Citing “growing concerns” about privacy and ethics, Facebook has announced it will stop using face recognition technology and delete more than a billion individual templates harvested so far from users who opted into the program.
The decision comes as part of “a company-wide move to limit the use of facial recognition in our products,” Jerome Pesenti, Facebook’s VP of Artificial Intelligence, said on Tuesday.
When the feature is discontinued, sometime “in the coming weeks,” more than a billion Facebook users who have opted in will have their facial recognition templates deleted and they will not be automatically recognized, Pesenti explained.

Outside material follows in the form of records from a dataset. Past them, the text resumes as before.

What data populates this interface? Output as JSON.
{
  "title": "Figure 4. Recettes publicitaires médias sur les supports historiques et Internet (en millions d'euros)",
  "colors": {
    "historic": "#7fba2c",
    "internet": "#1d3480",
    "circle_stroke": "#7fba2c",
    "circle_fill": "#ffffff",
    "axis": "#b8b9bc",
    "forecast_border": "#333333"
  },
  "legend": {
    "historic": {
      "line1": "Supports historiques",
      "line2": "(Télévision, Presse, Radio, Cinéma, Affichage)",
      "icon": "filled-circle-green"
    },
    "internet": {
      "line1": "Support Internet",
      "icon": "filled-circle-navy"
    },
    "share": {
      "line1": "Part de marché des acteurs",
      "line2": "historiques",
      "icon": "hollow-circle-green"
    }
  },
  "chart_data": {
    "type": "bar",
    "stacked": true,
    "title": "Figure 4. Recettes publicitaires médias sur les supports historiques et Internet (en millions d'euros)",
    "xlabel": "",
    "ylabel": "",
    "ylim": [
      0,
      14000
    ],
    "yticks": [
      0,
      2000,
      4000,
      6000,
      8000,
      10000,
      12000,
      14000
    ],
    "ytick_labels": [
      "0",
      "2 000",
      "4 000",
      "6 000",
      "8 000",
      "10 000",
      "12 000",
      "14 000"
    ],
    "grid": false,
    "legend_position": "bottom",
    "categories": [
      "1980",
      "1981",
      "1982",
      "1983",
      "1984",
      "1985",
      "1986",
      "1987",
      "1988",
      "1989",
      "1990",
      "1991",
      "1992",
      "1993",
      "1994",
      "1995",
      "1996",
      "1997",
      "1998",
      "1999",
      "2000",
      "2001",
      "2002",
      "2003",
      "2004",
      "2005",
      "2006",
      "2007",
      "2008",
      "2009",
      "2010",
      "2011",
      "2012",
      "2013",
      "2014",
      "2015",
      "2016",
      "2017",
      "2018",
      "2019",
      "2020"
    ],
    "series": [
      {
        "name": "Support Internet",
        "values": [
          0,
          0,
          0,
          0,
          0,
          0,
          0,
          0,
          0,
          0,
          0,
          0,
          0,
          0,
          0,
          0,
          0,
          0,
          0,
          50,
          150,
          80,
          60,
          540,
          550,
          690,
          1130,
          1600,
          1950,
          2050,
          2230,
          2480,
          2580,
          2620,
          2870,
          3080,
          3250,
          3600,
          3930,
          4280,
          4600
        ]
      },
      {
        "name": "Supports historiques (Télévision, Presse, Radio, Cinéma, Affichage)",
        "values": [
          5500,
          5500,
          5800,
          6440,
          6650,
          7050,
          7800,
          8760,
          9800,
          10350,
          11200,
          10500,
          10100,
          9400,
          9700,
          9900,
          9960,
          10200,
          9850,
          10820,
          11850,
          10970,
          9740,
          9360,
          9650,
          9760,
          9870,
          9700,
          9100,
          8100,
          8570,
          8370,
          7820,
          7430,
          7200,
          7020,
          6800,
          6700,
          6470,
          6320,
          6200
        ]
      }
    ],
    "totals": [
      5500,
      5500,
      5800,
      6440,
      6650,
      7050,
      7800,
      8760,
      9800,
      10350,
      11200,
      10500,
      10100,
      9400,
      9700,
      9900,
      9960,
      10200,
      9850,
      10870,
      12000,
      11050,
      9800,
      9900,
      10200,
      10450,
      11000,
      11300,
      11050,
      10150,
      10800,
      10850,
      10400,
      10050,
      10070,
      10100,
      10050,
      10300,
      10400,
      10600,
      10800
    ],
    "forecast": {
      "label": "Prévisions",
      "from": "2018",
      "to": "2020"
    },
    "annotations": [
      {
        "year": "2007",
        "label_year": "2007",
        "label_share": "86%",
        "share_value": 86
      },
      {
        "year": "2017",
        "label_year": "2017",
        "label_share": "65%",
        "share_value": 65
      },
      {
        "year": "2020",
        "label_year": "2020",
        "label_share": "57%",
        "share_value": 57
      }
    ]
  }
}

“Looking ahead, we still see facial recognition technology as a powerful tool, for example, for people needing to verify their identity, or to prevent fraud and impersonation,” Pesenti wrote, but note that “the many specific instances where facial recognition can be helpful need to be weighed against growing concerns about the use of this technology as a whole.”
Authorities around the world are still working to provide clear rules on the use of the technology, and Facebook is committed to “working with the civil society groups and regulators who are leading this discussion,” the executive added.
Back in August, South Korean regulators fined Facebook for presuming consent to the feature for 200,000 users and not letting them opt out of face recognition. Earlier this year, the Silicon Valley behemoth was also ordered to pay a $650 million class-action settlement to 1.6 million users in the US state of Illinois, after a federal court ruled the facial recognition feature violated state privacy laws.
In response to the lawsuit, originally filed in 2015, Facebook had disabled the automatic facial recognition in 2019 and made it optional.
Facebook noted that the abandonment of facial recognition will impact Automatic Alt Text (AAT), a technology used to help the blind or visually impaired users by reading the image descriptions. AAT will no longer attempt to identify users in photos, but will otherwise continue to function. This service was used for about 4% of all photos on the platform, according to the company.